Concepts like Datasets will define the next generation of data work. The cornerstone of “the modern data stack” is a new set of tools, abstractions, and metadata that map more tightly to the real work that data practitioners need to do. This panel brings together leading tool builders and practitioners in the data community to discuss that evolution.
We’ll start by comparing and contrasting different approaches to Datasets. From there, we’ll branch out into an open discussion about relative strengths and weaknesses of different approaches, and alignment (or lack thereof) between tools and systems. This talk will be useful for data practitioners looking to understand how the field is evolving, and how new tools are enabling those changes.
James Campbell is the CTO at Superconductive, the company behind the open source data quality project Great Expectations, which he co-founded in 2017. Prior to that, he worked across a variety of quantitative and qualitative analytic roles in the US intelligence community. He studied Math and Philosophy at Yale, and is passionate about creating tools that help communicate uncertainty and build intuition about complex systems.
Nick Schrock is the founder and CEO of Elementl, the company behind Dagster. Previously, Nick worked at Facebook, where he co-created GraphQL. Nick believes deeply in the power of well-designed developer tools to make engineers more productive, accelerate their careers, make their lives more enjoyable, and transform the organizations in which they work.

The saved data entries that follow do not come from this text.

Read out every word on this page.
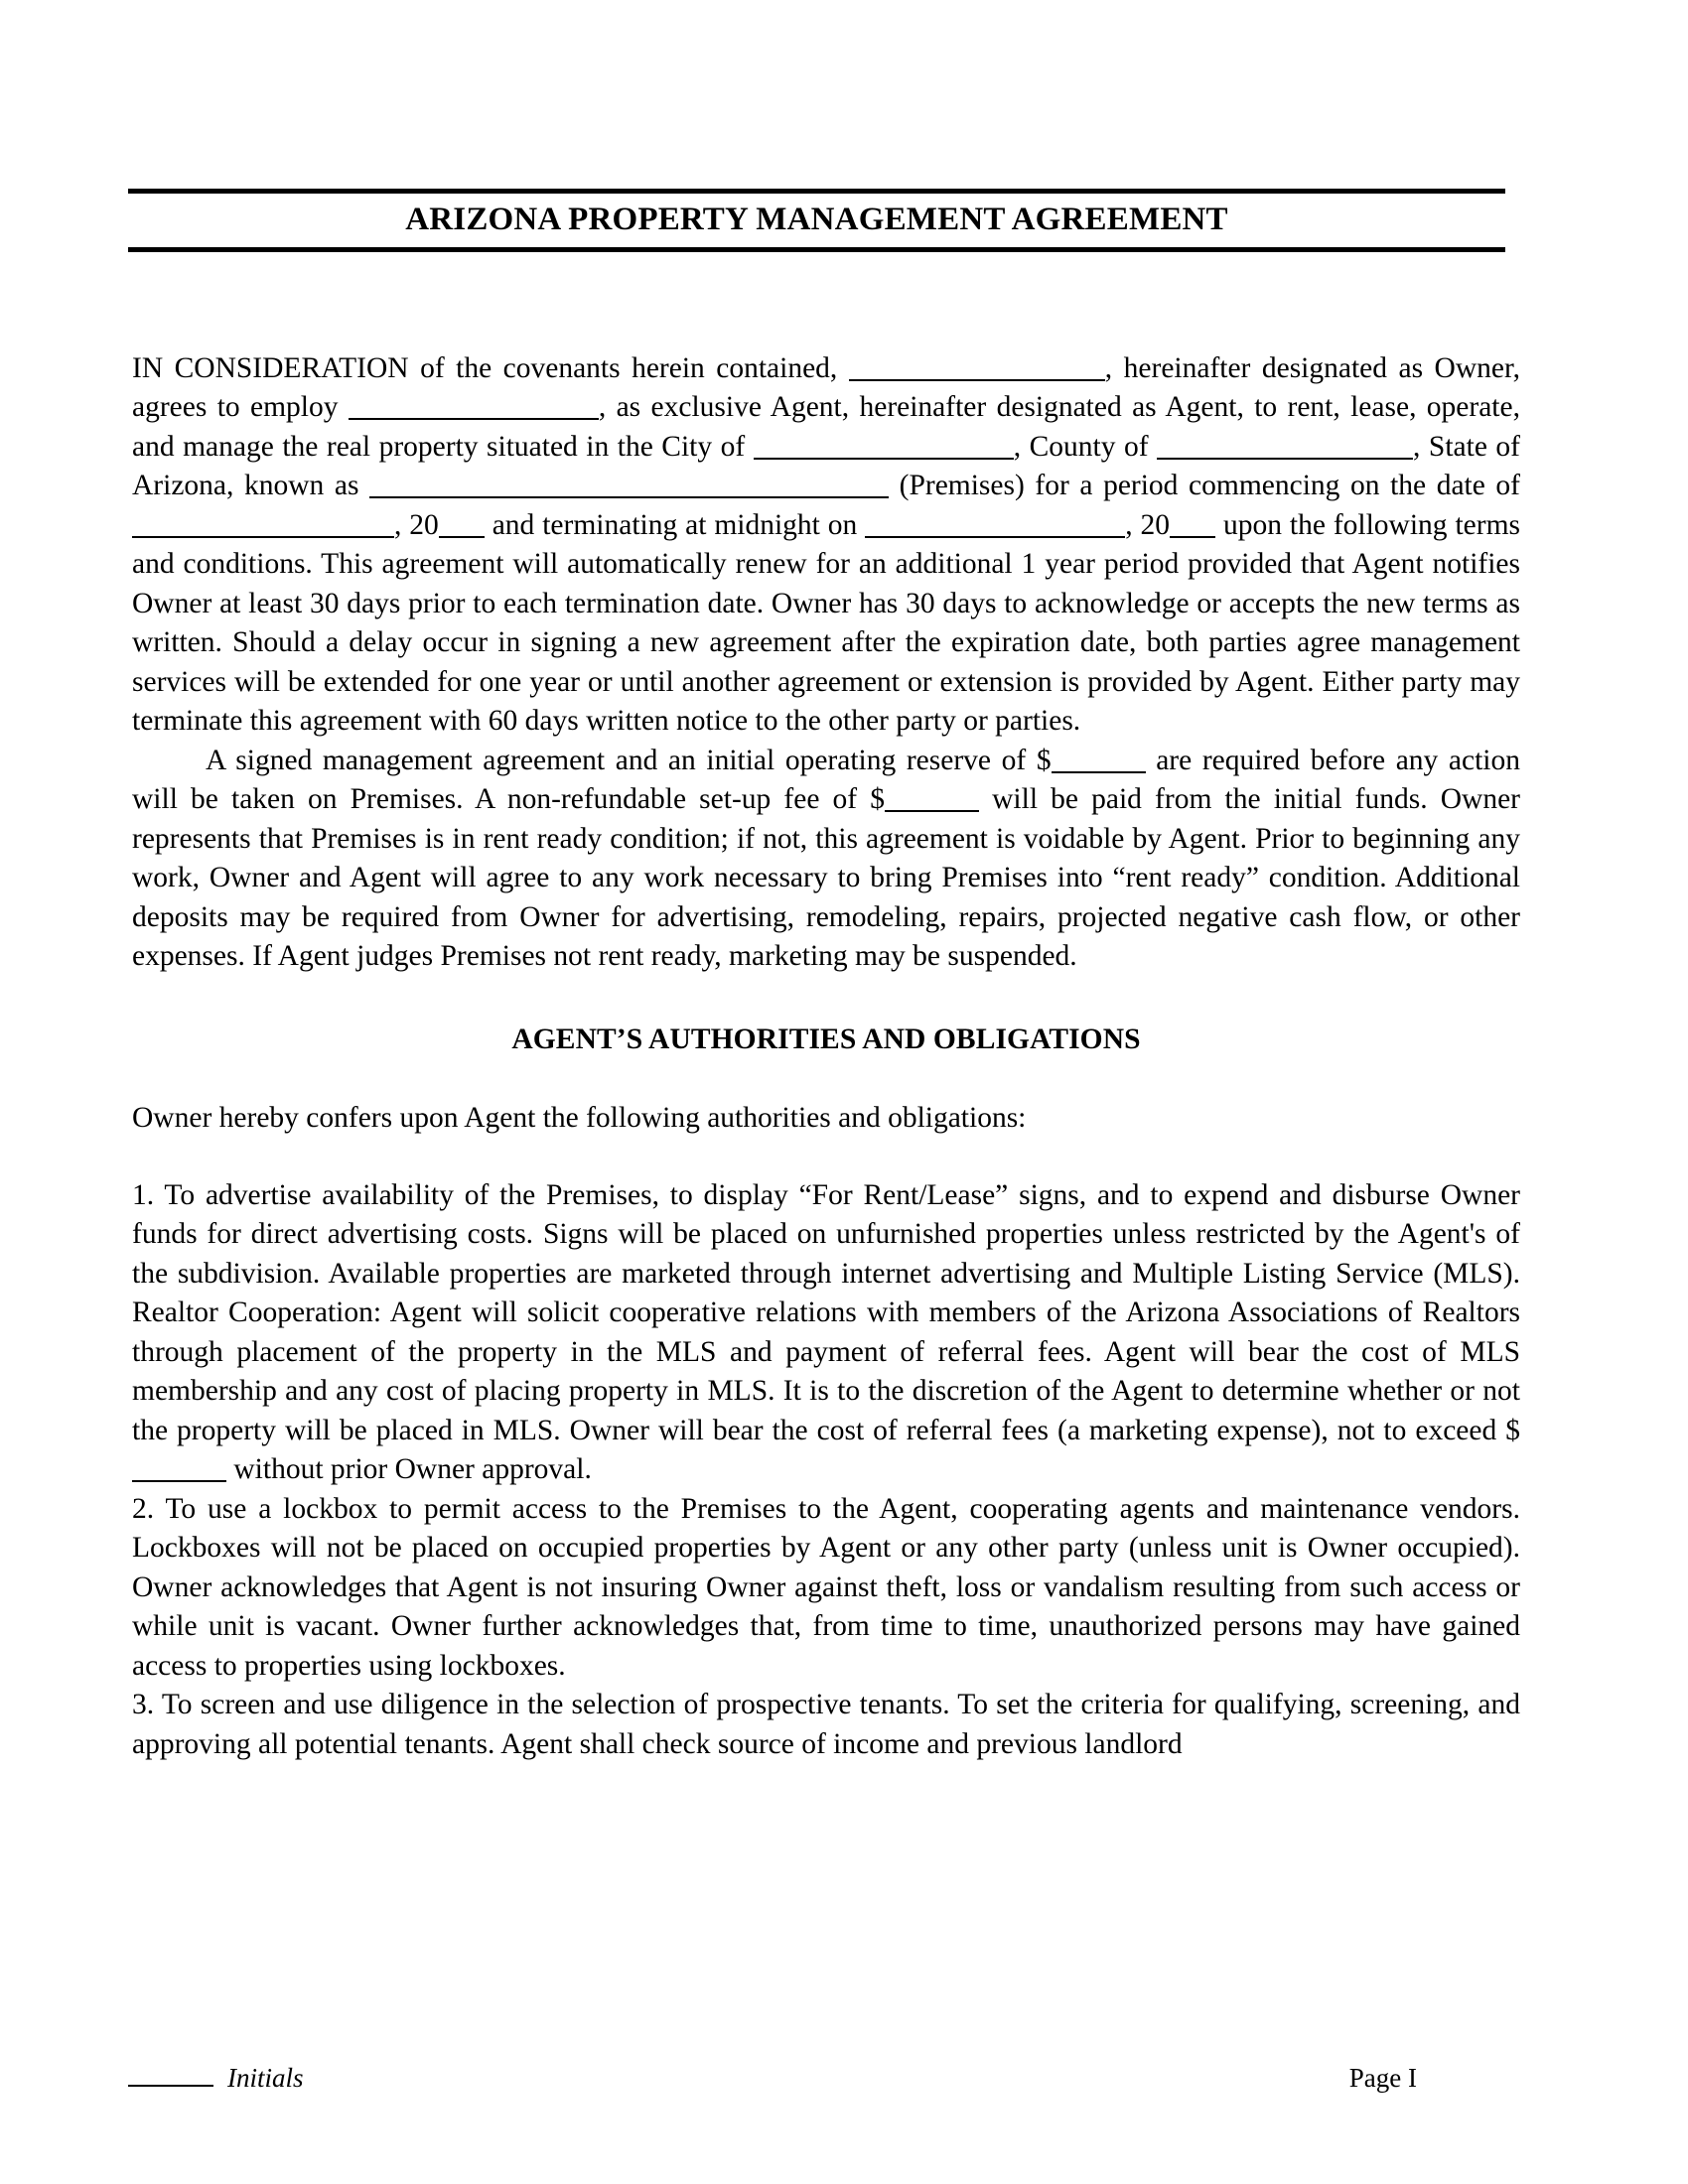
ARIZONA PROPERTY MANAGEMENT AGREEMENT

IN CONSIDERATION of the covenants herein contained,	, hereinafter designated as Owner, agrees to employ	, as exclusive Agent, hereinafter designated as Agent, to rent, lease, operate, and manage the real property situated in the City of	, County of	, State of Arizona, known as	(Premises) for a period commencing on the date of , 20 and terminating at midnight on	, 20 upon the following terms and conditions. This agreement will automatically renew for an additional 1 year period provided that Agent notifies Owner at least 30 days prior to each termination date. Owner has 30 days to acknowledge or accepts the new terms as written. Should a delay occur in signing a new agreement after the expiration date, both parties agree management services will be extended for one year or until another agreement or extension is provided by Agent. Either party may terminate this agreement with 60 days written notice to the other party or parties.

A signed management agreement and an initial operating reserve of $	are required before any action will be taken on Premises. A non-refundable set-up fee of $	will be paid from the initial funds. Owner represents that Premises is in rent ready condition; if not, this agreement is voidable by Agent. Prior to beginning any work, Owner and Agent will agree to any work necessary to bring Premises into “rent ready” condition. Additional deposits may be required from Owner for advertising, remodeling, repairs, projected negative cash flow, or other expenses. If Agent judges Premises not rent ready, marketing may be suspended.

AGENT’S AUTHORITIES AND OBLIGATIONS

Owner hereby confers upon Agent the following authorities and obligations:

1. To advertise availability of the Premises, to display “For Rent/Lease” signs, and to expend and disburse Owner funds for direct advertising costs. Signs will be placed on unfurnished properties unless restricted by the Agent's of the subdivision. Available properties are marketed through internet advertising and Multiple Listing Service (MLS). Realtor Cooperation: Agent will solicit cooperative relations with members of the Arizona Associations of Realtors through placement of the property in the MLS and payment of referral fees. Agent will bear the cost of MLS membership and any cost of placing property in MLS. It is to the discretion of the Agent to determine whether or not the property will be placed in MLS. Owner will bear the cost of referral fees (a marketing expense), not to exceed $ without prior Owner approval.

2. To use a lockbox to permit access to the Premises to the Agent, cooperating agents and maintenance vendors. Lockboxes will not be placed on occupied properties by Agent or any other party (unless unit is Owner occupied). Owner acknowledges that Agent is not insuring Owner against theft, loss or vandalism resulting from such access or while unit is vacant. Owner further acknowledges that, from time to time, unauthorized persons may have gained access to properties using lockboxes.

3. To screen and use diligence in the selection of prospective tenants. To set the criteria for qualifying, screening, and approving all potential tenants. Agent shall check source of income and previous landlord

Initials	Page I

Steven Hillion has been leading engineering and analytics teams for twenty years. At Astronomer, his team works with operational data to improve Apache Airflow. Previously, he founded Alpine Data, acquired by TIBCO, to build a collaborative platform for data science. Before that he built a global team of data scientists at Pivotal and developed a suite of open-source and enterprise software in machine learning. Earlier, he led engineering at a series of start-ups that resulted in acquisition or IPO. Steven is originally from Guernsey, in the British Isles. He received his Ph.D. in mathematics from the University of California, Berkeley, and before that read mathematics at Oxford University.